Et pourtant, malgré ces 3 vérités ainsi rétablies, le mythe « les véhicules électriques contiennent de grandes quantités de terres rares … ce qui est néfaste pour l’environnement et les ressources de la planète» se perpétue : des « journalistes », des blogueurs de toutes sortes et même des économistes ou des analystes financiers continuent à propager cette mysthification, sans vérifier leurs sources, sans comprendre, apparemment, que les technologies – plus particulièrement celles des batteries – évoluent à grand pas. Et que ce qui a été vrai un jour ne l’est plus nécessairement le lendemain.
La véritable rareté c’est celle des énergies fossiles dont les réserves seront épuisées avant la fin du siècle. Ce sont elles qui posent les vrais problèmes environnementaux, sanitaires, climatiques, et géopolitiques, tuent des centaines de milliers de personnes par les émissions de particules fines et de gaz à effets de serre qui provoquent, déjà aujourd’hui, cyclones, ouragans, inondations ou sécheresses catastrophiques partout dans le monde. Les marées noires et les forages en eaux profondes ou dans les zones polaires ravagent les écosystèmes littoraux et maritimes. L’extraction de pétrole dans les schistes et sables bitumineux est une aberration énergétique et provoque des catastrophes écologiques. Les forages pour produire des gaz et pétroles de schiste consomment massivement de l’eau douce, polluent les sols, provoquent des tremblements de terre et dévastent les paysages …

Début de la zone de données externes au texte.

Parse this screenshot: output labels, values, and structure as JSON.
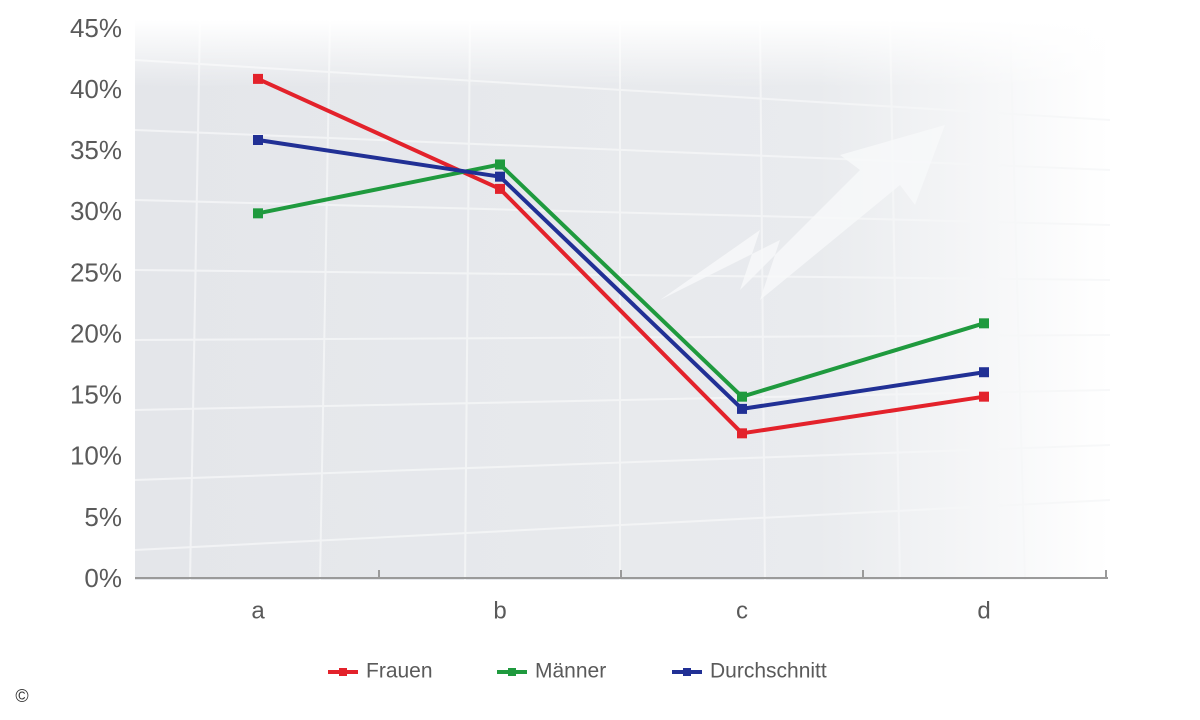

Mais ce tableau apocalyptique est camouflé par un procès fait aux véhicules électriques basé sur des amalgames fallacieux, des accusations sans fondement, des informations tronquées pour ne pas dire inexactes voire falsifiées. En un mot, et pour employer une expression à la mode : des fake news.
Qui est à l’origine de cette campagne de désinformation ?
On sait que Monsanto a financé des scientifiques pour manipuler l’opinion sur le glyphosate. On sait que l’industrie des pesticides exerce un lobbying intense et finance des études pour éviter l’interdiction des néonicotinoïdes tueurs d‘abeilles. On sait que le développement rapide de la mobilité électrique constitue une menace de taille pour l’industrie pétrolière. Le blog Automobile-propre et plusieurs ONG comme notamment Greenpeace ont déjà révélé les agissements des lobbies pétroliers qui financent des campagnes pour décrédibiliser la voiture électrique et les énergies renouvelables.